Third, insurance may also confer tangible social benefits. For example, reducing recidivism rates is a high priority for the criminal justice system and society, and states may find it harder to meet this goal if they don’t expand Medicaid. The nation’s prisons have become holding facilities for the mentally ill, but lacking insurance, former mentally ill prisoners are unlikely to get the treatment they need to avoid future incarceration. In states expanding Medicaid, the resulting coverage could help to break this cycle. Proper treatment has been shown to reduce adult offenders’ overall recidivism rates by nearly 7 percent. Evidence suggests that among the most severely mentally ill, Medicaid-funded care could reduce recidivism by up to 16 percent.

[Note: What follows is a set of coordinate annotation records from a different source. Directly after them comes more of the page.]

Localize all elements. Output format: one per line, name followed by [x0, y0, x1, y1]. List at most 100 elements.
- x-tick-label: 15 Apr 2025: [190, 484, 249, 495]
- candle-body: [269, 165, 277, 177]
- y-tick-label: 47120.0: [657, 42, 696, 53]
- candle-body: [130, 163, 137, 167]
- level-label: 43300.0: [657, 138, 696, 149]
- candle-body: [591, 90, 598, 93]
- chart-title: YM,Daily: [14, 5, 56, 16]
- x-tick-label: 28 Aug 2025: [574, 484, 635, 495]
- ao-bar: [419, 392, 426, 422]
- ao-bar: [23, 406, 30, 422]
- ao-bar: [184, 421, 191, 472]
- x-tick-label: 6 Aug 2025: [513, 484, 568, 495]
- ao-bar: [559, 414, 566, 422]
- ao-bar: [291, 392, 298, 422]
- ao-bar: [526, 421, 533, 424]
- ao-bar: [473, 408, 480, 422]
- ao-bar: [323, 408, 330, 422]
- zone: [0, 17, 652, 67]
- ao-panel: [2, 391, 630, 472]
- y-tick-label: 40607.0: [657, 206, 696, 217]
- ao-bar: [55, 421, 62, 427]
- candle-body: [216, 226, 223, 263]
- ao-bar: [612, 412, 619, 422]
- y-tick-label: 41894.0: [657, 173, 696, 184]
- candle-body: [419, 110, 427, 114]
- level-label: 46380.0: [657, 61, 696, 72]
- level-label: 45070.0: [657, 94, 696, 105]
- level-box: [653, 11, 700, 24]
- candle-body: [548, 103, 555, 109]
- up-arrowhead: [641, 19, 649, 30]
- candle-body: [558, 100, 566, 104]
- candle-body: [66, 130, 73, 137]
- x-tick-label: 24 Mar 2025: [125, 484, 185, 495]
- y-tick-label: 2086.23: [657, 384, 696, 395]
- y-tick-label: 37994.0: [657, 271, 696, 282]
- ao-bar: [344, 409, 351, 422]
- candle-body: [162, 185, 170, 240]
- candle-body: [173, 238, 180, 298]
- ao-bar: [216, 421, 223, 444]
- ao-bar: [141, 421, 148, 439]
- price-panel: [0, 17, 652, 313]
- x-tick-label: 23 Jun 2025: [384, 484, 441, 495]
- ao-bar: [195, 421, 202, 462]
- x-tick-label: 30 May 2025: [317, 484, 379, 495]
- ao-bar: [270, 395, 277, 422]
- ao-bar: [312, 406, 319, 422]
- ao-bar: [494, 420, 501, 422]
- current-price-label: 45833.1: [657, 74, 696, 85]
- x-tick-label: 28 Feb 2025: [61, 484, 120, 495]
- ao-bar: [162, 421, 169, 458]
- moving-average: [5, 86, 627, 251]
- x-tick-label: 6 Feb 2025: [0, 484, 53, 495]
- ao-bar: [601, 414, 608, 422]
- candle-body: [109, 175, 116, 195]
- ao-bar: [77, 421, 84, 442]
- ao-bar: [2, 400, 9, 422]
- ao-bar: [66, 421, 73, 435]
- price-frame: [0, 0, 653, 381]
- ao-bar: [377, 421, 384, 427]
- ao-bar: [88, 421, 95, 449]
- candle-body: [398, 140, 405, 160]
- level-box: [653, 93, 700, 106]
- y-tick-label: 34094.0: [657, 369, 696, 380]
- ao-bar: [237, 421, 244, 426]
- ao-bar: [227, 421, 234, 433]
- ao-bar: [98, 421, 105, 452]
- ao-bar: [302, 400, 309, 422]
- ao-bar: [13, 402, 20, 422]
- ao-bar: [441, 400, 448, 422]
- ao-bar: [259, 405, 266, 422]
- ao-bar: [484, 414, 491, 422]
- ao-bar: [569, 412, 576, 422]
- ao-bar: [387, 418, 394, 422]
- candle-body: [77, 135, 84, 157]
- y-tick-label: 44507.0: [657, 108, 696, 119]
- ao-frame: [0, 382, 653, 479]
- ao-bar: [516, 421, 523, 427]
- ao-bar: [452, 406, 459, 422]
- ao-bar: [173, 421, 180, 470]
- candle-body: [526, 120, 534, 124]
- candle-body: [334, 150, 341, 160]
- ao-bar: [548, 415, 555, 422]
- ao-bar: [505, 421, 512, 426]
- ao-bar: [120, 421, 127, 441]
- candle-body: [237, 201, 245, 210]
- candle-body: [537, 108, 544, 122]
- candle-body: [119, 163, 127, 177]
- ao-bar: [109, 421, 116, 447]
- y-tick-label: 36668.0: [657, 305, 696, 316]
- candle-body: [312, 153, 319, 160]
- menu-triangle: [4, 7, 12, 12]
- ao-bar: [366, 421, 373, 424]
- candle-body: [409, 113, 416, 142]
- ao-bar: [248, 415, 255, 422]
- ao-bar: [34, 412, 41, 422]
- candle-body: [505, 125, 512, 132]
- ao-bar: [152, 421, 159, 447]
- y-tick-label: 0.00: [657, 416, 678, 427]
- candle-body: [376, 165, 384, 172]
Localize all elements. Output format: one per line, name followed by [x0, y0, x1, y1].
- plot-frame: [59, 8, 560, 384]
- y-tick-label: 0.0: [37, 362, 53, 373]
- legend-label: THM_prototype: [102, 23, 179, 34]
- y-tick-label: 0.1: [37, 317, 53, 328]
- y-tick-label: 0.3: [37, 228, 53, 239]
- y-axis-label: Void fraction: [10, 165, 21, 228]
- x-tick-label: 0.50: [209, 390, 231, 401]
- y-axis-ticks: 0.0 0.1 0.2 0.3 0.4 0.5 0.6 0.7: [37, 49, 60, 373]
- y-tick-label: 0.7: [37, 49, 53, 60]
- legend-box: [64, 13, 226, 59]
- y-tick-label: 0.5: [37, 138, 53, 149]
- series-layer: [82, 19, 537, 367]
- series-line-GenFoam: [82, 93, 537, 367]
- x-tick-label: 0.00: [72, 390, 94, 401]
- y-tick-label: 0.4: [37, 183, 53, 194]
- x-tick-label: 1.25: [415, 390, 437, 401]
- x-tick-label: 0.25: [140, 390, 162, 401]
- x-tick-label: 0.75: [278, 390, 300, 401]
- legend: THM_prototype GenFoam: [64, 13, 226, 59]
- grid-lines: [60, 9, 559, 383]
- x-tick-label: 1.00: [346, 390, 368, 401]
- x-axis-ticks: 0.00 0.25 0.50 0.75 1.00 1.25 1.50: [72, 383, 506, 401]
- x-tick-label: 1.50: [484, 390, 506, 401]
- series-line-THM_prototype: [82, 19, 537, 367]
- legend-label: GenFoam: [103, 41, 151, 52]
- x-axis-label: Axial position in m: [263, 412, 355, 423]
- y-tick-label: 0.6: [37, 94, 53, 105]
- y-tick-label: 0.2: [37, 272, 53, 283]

Fourth, and somewhat more speculatively, there may be a link between good health care and effective education. Absences from school because of preventable or treatable illnesses, such as asthma, interfere with students’ ability to stay abreast of their studies and, when frequent, can lead to a lifetime of underachievement. To some degree, regions have to live with the workforces their schools produce. As the information revolution puts a higher and higher premium on super-skilled workers, differences in the educational attainment of local workforces could become an increasing source of economic disparity.
Whether the two health care Americas will diverge, by how much, and with what consequences remain uncertain. But one thing is beyond dispute. We are one country. The fates of lower- and higher-performing states are inextricably linked. Citizens move far and wide across the nation. Our states’ economies are interdependent in many ways. We share one Social Security system, one Medicare system, one federal tax system, one balance of trade, and we are defended by one military.
While we revel in our local autonomy and differences, we must recognize when those differences lead to preventable health, economic, and social problems that detract from our collective welfare. The Commonwealth Fund will continue to map the trajectory of the two health care Americas so that the nation can understand and take steps to address their changing circumstances.